Creamy Pesto Pasta Salad
This Creamy Pesto Pasta Salad is the best dairy-free salad. Serve it as a main course or a side salad for a fresh, tasty vegan recipe idea.
As we head into the end of summer, pasta salad is a staple in my house. It requires very few dishes and almost no cooking. And this Creamy Pesto Pasta Salad has massaged kale, a creamy pesto sauce and plenty of veggies. Topped off with vegan parmesan and Calabrian chili paste for a little zip.
Step One: Prep the Pasta & Veggies
Like I said, this pasta requires very little cooking – the only thing that needs to be cooked is the pasta. So, bring a large pot of water to a boil and add your favorite kind of short pasta. Once the pasta is al dente, drain it and rinse with cold water. This will stop the pasta from cooking more.
While the pasta is cooking, prep the veggies. Here is what you’ll need:
- lemon juice
- cherry tomatoes
- sun-dried tomatoes
- red onion
- fresh basil
Step Two: Make the Creamy Pesto Sauce
I love a pesto mayo! And this one is not only great in this salad – it would be perfect for sandwiches or wraps too!
Here is what you need:
Add everything to a jar and mix to combine. Add some water to thin out the dressing and set it aside.
Step Three: Assemble & Serve
To assemble, add the kale and lemon juice to a large bowl. Get in there with your hands and massage the kale until it is tender.
Add the pasta, tomatoes, red onion, basil and chives to the bowl. Pour over some of the pesto mayo and toss to combine – you probably won’t need all of the pesto sauce.
You can serve this pasta salad at room temperature or chilled. Just add some vegan parmesan before serving. If you like it spicy you can also spoon over some Calabrian chili paste.
The leftovers for this pasta salad will keep in the fridge for 2-3 days. This is a great make ahead lunch!

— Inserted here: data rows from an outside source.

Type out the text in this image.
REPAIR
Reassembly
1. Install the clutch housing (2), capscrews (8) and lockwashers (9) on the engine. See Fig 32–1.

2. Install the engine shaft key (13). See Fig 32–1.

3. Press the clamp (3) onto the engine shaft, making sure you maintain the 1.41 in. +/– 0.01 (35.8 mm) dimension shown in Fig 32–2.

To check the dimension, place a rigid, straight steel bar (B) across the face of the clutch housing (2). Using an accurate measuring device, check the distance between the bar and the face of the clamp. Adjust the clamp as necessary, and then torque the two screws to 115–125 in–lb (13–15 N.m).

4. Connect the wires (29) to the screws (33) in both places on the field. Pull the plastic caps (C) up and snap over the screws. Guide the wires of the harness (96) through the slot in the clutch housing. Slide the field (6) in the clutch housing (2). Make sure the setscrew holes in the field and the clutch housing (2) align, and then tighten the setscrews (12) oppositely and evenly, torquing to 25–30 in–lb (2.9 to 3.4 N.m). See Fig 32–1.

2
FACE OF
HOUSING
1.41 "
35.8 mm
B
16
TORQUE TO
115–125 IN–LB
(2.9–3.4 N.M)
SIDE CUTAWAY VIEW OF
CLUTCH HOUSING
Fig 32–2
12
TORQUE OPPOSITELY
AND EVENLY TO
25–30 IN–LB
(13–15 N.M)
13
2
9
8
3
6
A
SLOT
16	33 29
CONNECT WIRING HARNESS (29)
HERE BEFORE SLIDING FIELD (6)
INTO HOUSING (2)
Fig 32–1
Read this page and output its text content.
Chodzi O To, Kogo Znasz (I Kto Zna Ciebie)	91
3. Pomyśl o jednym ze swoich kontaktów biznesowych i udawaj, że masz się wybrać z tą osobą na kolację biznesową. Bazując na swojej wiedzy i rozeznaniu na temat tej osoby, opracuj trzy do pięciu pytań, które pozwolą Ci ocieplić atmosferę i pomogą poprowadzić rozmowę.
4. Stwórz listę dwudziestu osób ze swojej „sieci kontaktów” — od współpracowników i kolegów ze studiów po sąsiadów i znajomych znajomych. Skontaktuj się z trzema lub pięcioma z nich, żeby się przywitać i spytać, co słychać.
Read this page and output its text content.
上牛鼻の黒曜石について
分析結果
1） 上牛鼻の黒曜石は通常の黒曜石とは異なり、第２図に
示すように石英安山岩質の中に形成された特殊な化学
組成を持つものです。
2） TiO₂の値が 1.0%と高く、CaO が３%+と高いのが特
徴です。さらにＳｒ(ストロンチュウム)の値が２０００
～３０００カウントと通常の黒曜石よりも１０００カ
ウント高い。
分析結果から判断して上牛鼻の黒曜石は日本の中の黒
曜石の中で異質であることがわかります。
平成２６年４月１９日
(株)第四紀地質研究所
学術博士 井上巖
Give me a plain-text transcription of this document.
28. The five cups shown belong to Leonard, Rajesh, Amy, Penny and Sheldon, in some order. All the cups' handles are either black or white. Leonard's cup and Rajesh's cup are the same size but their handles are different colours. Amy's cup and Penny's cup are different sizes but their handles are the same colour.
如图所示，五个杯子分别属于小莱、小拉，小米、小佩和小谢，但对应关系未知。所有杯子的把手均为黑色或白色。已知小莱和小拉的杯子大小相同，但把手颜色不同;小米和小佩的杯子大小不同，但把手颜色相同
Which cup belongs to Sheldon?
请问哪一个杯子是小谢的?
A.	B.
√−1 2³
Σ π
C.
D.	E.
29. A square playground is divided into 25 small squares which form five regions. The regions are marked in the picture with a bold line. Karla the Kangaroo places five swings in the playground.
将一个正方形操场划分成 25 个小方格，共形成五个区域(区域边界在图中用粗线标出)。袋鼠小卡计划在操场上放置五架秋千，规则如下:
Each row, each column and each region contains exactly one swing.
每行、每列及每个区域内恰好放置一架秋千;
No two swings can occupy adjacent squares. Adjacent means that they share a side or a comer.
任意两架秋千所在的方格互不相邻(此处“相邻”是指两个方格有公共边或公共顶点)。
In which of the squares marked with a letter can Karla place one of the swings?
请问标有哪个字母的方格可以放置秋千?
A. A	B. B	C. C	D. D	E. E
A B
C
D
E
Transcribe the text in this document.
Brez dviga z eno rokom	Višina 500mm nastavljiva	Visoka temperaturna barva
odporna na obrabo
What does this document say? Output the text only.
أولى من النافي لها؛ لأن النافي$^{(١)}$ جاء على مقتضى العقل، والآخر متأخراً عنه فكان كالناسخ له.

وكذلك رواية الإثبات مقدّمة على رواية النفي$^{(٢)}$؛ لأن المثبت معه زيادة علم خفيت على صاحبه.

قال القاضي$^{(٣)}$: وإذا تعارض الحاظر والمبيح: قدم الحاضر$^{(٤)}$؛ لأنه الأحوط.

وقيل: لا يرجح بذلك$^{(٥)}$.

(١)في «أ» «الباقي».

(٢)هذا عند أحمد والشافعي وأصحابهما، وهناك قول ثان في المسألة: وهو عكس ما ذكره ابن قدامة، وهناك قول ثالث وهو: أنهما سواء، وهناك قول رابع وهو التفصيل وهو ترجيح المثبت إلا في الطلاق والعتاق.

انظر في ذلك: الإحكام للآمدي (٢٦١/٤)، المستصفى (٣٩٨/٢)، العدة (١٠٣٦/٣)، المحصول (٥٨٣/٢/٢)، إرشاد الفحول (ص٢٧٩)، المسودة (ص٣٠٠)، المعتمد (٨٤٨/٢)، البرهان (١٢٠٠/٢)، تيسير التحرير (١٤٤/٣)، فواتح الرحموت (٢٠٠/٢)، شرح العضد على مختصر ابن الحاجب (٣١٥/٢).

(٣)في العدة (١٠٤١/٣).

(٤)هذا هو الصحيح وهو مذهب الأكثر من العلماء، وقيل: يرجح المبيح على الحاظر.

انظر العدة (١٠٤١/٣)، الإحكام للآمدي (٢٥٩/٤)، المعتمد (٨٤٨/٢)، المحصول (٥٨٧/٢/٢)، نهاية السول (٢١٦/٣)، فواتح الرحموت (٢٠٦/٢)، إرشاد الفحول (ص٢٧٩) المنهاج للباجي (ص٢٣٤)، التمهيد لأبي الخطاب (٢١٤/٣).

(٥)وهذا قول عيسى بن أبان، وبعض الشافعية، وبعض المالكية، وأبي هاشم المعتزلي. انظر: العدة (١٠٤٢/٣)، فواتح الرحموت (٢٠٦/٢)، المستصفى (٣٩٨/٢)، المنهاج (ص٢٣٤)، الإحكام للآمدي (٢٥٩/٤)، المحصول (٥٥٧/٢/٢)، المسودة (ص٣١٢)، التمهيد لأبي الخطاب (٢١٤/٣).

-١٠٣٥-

Need more recipe inspo? Check these out:
Creamy Pesto Pasta Salad
- 12 ounces short pasta dry
- 2/3 cup vegan mayo
- 1/3 cup vegan pesto
- 1-2 cloves garlic grated
- 2 handfuls kale torn in bite-sized pieces
- 1 lemon juiced
- 10 ounces cherry tomatoes halved
- 3 tablespoons sun-dried tomatoes roughly chopped
- 1 small red onion diced
- 1/4 cup fresh basil roughly torn
- 1 tablespoon chives diced
- Calabrian chili paste optional
- vegan parmesan optional
- Bring a large pot of water to a boil. Add the pasta and cook until al dente. Drain and rinse with cold water.
- While the pasta is cooking, combine the mayo, pesto and garlic in a bowl. Thin with water as needed and set aside.
- Add the kale and lemon juice to a large bowl. Massage with your hands until the kale is tender. Add the pasta, tomatoes, red onion, basil and chives to the bowl. Pour over some of the pesto mayo and toss to combine – you probably won't need all of the pesto sauce.
- Serve at room temperature or chilled with vegan parmesan and chili paste.